В ту же секунду Люциус отвёл взгляд, развернулся и вышел, уничтожив одним элегантным взмахом мантии то равновесие и гармонию, что подарило его присутствие. Сердце её сжалось: всё было кончено. Навсегда. Слава Мерлину, почти никто не заметил, как они смотрели друг на друга. Лишь Артур одарил Гермиону долгим взглядом, полным сочувствия, и грустно улыбнулся.

Спустя несколько часов представители прессы, так и не дождавшись какой-либо сенсации, ушли, чтобы больше не вернуться — как и предсказывал мистер Уизли. Он был уверен, что Малфой решит этот вопрос быстро и эффективно.

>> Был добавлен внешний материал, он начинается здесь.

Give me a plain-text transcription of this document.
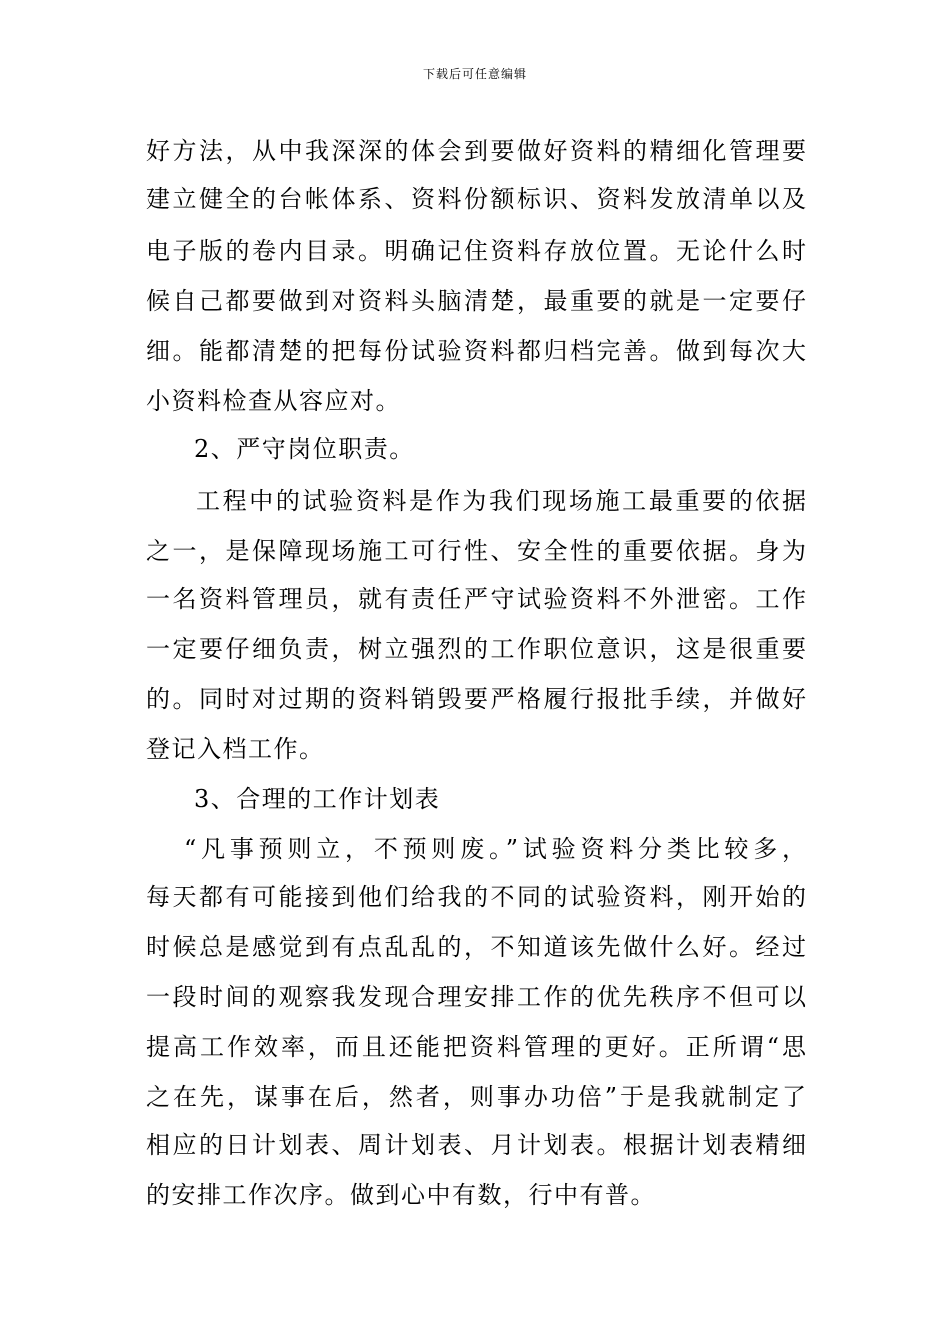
下载后可任意编辑
好方法，从中我深深的体会到要做好资料的精细化管理要
建立健全的台帐体系、资料份额标识、资料发放清单以及
电子版的卷内目录。明确记住资料存放位置。无论什么时
候自己都要做到对资料头脑清楚，最重要的就是一定要仔
细。能都清楚的把每份试验资料都归档完善。做到每次大
小资料检查从容应对。
2、严守岗位职责。
工程中的试验资料是作为我们现场施工最重要的依据
之一，是保障现场施工可行性、安全性的重要依据。身为
一名资料管理员，就有责任严守试验资料不外泄密。工作
一定要仔细负责，树立强烈的工作职位意识，这是很重要
的。同时对过期的资料销毁要严格履行报批手续，并做好
登记入档工作。
3、合理的工作计划表
“凡事预则立，不预则废。”试验资料分类比较多，
每天都有可能接到他们给我的不同的试验资料，刚开始的
时候总是感觉到有点乱乱的，不知道该先做什么好。经过
一段时间的观察我发现合理安排工作的优先秩序不但可以
提高工作效率，而且还能把资料管理的更好。正所谓“思
之在先，谋事在后，然者，则事办功倍”于是我就制定了
相应的日计划表、周计划表、月计划表。根据计划表精细
的安排工作次序。做到心中有数，行中有普。
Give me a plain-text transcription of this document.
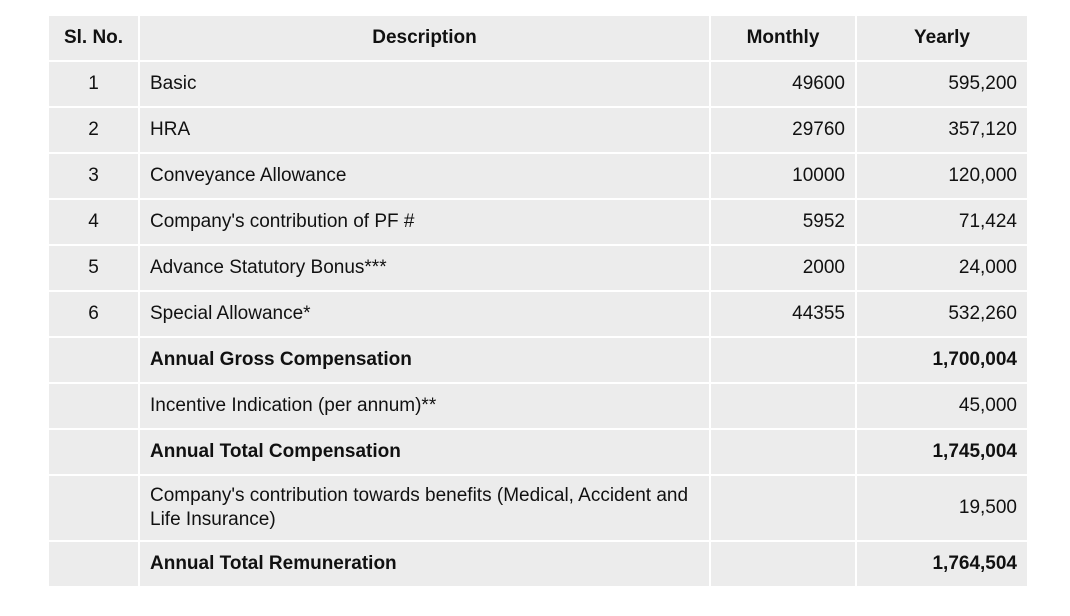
Sl. No.	Description	Monthly	Yearly
1	Basic	49600	595,200
2	HRA	29760	357,120
3	Conveyance Allowance	10000	120,000
4	Company's contribution of PF #	5952	71,424
5	Advance Statutory Bonus***	2000	24,000
6	Special Allowance*	44355	532,260
	Annual Gross Compensation		1,700,004
	Incentive Indication (per annum)**		45,000
	Annual Total Compensation		1,745,004
	Company's contribution towards benefits (Medical, Accident and Life Insurance)		19,500
	Annual Total Remuneration		1,764,504
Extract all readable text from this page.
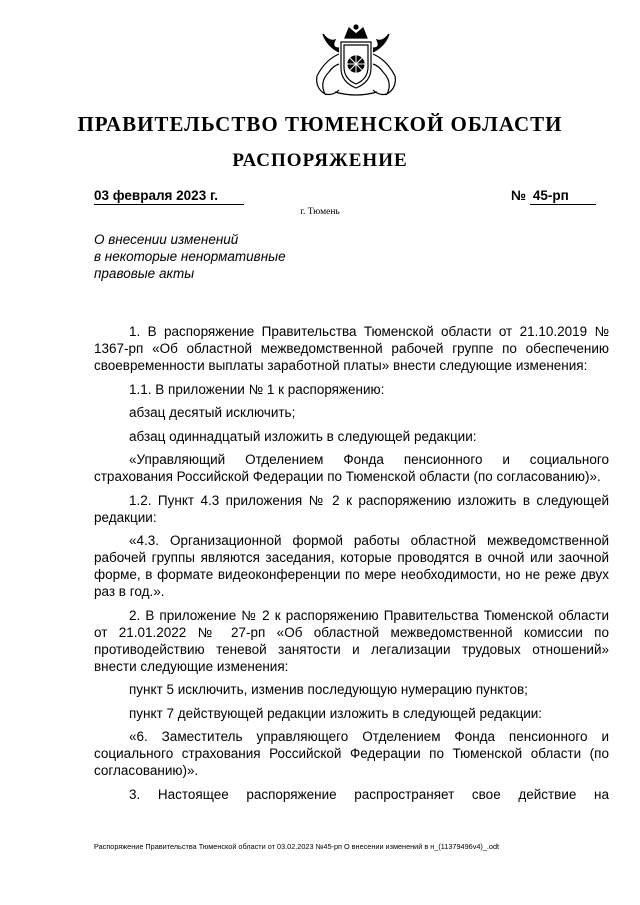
ПРАВИТЕЛЬСТВО ТЮМЕНСКОЙ ОБЛАСТИ
РАСПОРЯЖЕНИЕ
03 февраля 2023 г.	№ 45-рп
г. Тюмень
О внесении изменений
в некоторые ненормативные
правовые акты

1. В распоряжение Правительства Тюменской области от 21.10.2019 № 1367-рп «Об областной межведомственной рабочей группе по обеспечению своевременности выплаты заработной платы» внести следующие изменения:

1.1. В приложении № 1 к распоряжению:

абзац десятый исключить;

абзац одиннадцатый изложить в следующей редакции:

«Управляющий Отделением Фонда пенсионного и социального страхования Российской Федерации по Тюменской области (по согласованию)».

1.2. Пункт 4.3 приложения № 2 к распоряжению изложить в следующей редакции:

«4.3. Организационной формой работы областной межведомственной рабочей группы являются заседания, которые проводятся в очной или заочной форме, в формате видеоконференции по мере необходимости, но не реже двух раз в год.».

2. В приложение № 2 к распоряжению Правительства Тюменской области от 21.01.2022 № 27-рп «Об областной межведомственной комиссии по противодействию теневой занятости и легализации трудовых отношений» внести следующие изменения:

пункт 5 исключить, изменив последующую нумерацию пунктов;

пункт 7 действующей редакции изложить в следующей редакции:

«6. Заместитель управляющего Отделением Фонда пенсионного и социального страхования Российской Федерации по Тюменской области (по согласованию)».

3. Настоящее распоряжение распространяет свое действие на

Распоряжение Правительства Тюменской области от 03.02.2023 №45-рп О внесении изменений в н_(11379496v4)_.odt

Вечером, обсуждая события прошедшего дня, Артур попытался подготовить Гермиону к тяжкому бремени слухов и общественного осуждения, готовому обрушиться на неё. И снова оказался прав. Невнятное бормотанье и приглушённые шёпотки теперь постоянно сопровождали Гермиону. Она слышала их за спиной, когда бы и куда бы ни направлялась. Неутихающее змеиное шипение вызывало бессильный гнев, и поначалу она пыталась бороться. Но как сражаться с безликими, бесформенными призраками лицемерия, ханжества и фальши? Гадкими слухами и бесстыдными шёпотками? Отвратительными намёками и грязными сплетнями?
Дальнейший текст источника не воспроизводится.